Land managers implement fuel treatments on the landscape to reduce fire severity and to restore ecosystem function. Several different methods may be used individually or in combination, including prescribed fire and mechanical thinning of understory shrubs and small trees. A frequent debate revolves around whether the effects of fuel treatments in reducing fire severity and burn probability are limited to their spatial extent or whether they benefit the broader landscape in which they are sited. We employed stochastic fire modeling to investigate this question. Specially, we modeled 10,000 years of fire weather, fire ignitions, fire growth, fire suppression, and fire cessation in the FSim model. We assumed that fuel treatments reduced ground fuels (as prescribed fire would be expected to do) and reduced canopy cover.

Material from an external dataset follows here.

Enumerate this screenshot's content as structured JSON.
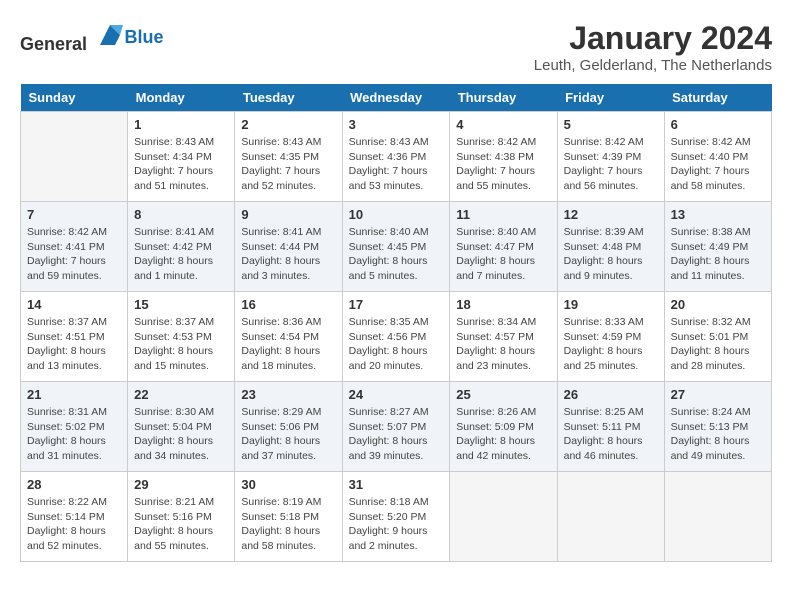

We chose a well-studied area in the Sierra Nevada mountains of California with a frequent fire regime.
Results/Conclusions
Results indicate that fuel treatments reduced burn probabilities by 48-60% within the treatment footprint. The reduction in burn probability was greater when more of a zone was treated, and decreased rapidly with the percentage of a zone treated. The reduction in burn probability from a fuel treatment declined rapidly with distance from its edge, with effects beyond 500m-1km being negligible. Flame lengths shifted from higher to lower classes, suggesting that fire severity would decline on average. The probability of high intensity fire within the treatments decreased by a mean of 90%. These results have implications for planners looking to prevent damage to highly valued resources (including habitat) from fire or to restore low severity fire regimes.